A closed date in the travel world is the last date an available service, such as a discounted hotel room or airline promotion ends. In the real estate world a closed date is the date you close on a home purchase, meaning the title is transferred to your name and you now own the home. On Wall Street the closed date is known as the last date to secure stocks for sell, trade or to buy.

We’ll stick with the most common closed date definition and that pertains to your own personal financial world as it relates to your bills. Knowing the differences between a closed date, closing date, a statement closing date and a book close date will help you in maintaining your finances.

To begin with, do not confuse a closed date with the closing date. A closed date means the date your account was closed whereas the closing date is the last date of your billing cycle. A closed date should also not be confused with the statement closing date or the book close date; the due date is generally different for both.

Again, a closed date is the date that an account has been closed. The account is no longer open when you are provided a closed date and you typically no longer have access to the account.

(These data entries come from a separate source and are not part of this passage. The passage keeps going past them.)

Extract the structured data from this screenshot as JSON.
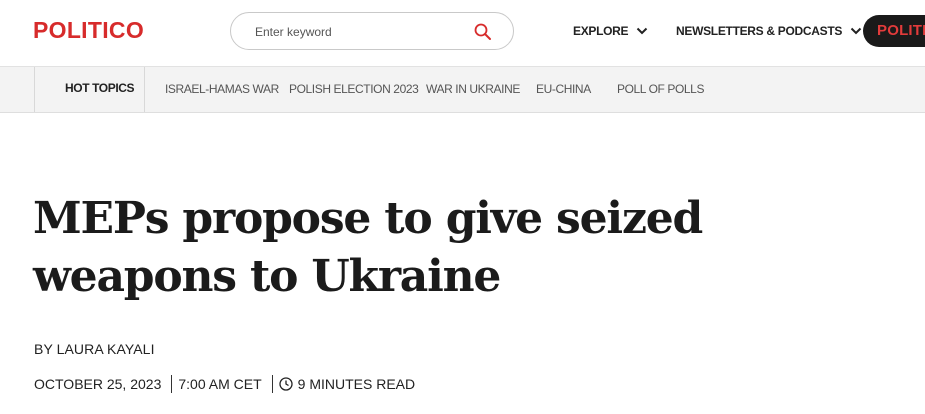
{
  "header": {
    "logo": "POLITICO",
    "search_placeholder": "Enter keyword",
    "nav": [
      {
        "label": "EXPLORE"
      },
      {
        "label": "NEWSLETTERS & PODCASTS"
      }
    ],
    "pro_label": "POLITICO"
  },
  "topics": {
    "hot": "HOT TOPICS",
    "items": [
      {
        "label": "ISRAEL-HAMAS WAR"
      },
      {
        "label": "POLISH ELECTION 2023"
      },
      {
        "label": "WAR IN UKRAINE"
      },
      {
        "label": "EU-CHINA"
      },
      {
        "label": "POLL OF POLLS"
      }
    ]
  },
  "article": {
    "headline": "MEPs propose to give seized weapons to Ukraine",
    "byline": "BY LAURA KAYALI",
    "date": "OCTOBER 25, 2023",
    "time": "7:00 AM CET",
    "read_time": "9 MINUTES READ"
  },
  "colors": {
    "brand_red": "#d72b2b",
    "topics_bg": "#f3f3f3",
    "pro_bg": "#1a1a1a"
  },
  "icons": [
    "search-icon",
    "chevron-down-icon",
    "clock-icon"
  ]
}
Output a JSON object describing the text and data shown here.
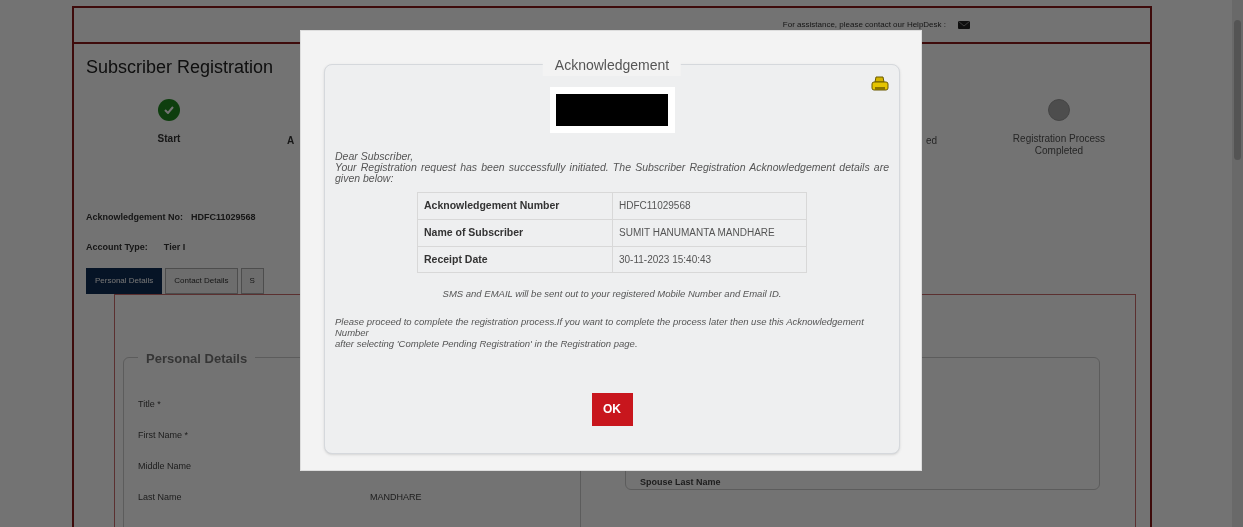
{
  "page": {
    "helpdesk_text": "For assistance, please contact our HelpDesk :",
    "title": "Subscriber Registration",
    "steps": [
      {
        "label": "Start",
        "done": true
      },
      {
        "label": "Registration Process Completed",
        "done": false
      }
    ],
    "cut_step_labels": [
      "A",
      "ed"
    ],
    "ack_label": "Acknowledgement No:",
    "ack_value": "HDFC11029568",
    "account_label": "Account Type:",
    "account_value": "Tier I",
    "tabs": [
      {
        "label": "Personal Details",
        "selected": true
      },
      {
        "label": "Contact Details",
        "selected": false
      },
      {
        "label": "S",
        "selected": false
      }
    ],
    "personal_details": {
      "legend": "Personal Details",
      "fields": [
        {
          "label": "Title *"
        },
        {
          "label": "First Name *"
        },
        {
          "label": "Middle Name"
        },
        {
          "label": "Last Name",
          "value": "MANDHARE"
        }
      ]
    },
    "spouse_fields": [
      {
        "label": "Spouse Last Name"
      }
    ]
  },
  "dialog": {
    "legend": "Acknowledgement",
    "greeting": "Dear Subscriber,",
    "message": "Your Registration request has been successfully initiated. The Subscriber Registration Acknowledgement details are given below:",
    "details": [
      {
        "label": "Acknowledgement Number",
        "value": "HDFC11029568"
      },
      {
        "label": "Name of Subscriber",
        "value": "SUMIT HANUMANTA MANDHARE"
      },
      {
        "label": "Receipt Date",
        "value": "30-11-2023 15:40:43"
      }
    ],
    "notice": "SMS and EMAIL will be sent out to your registered Mobile Number and Email ID.",
    "instructions": [
      "Please proceed to complete the registration process.If you want to complete the process later then use this Acknowledgement Number",
      "after selecting 'Complete Pending Registration' in the Registration page."
    ],
    "ok": "OK"
  }
}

A statement closing date will be the last date of your monthly billing cycle and is used to determine the amount that is due and what date it is due on the next upcoming statement while the book close date will be the cut-off date of the billing cycle and will help ensure you are not missing due dates or becoming late on your bills.

Any purchases made after the statement closing date just means that the purchase will not show up on your statement until the next billing cycle.

Knowing your statement close date and also what accounts show a closed date will help manage your finances and keep you in good standing where credit is concerned.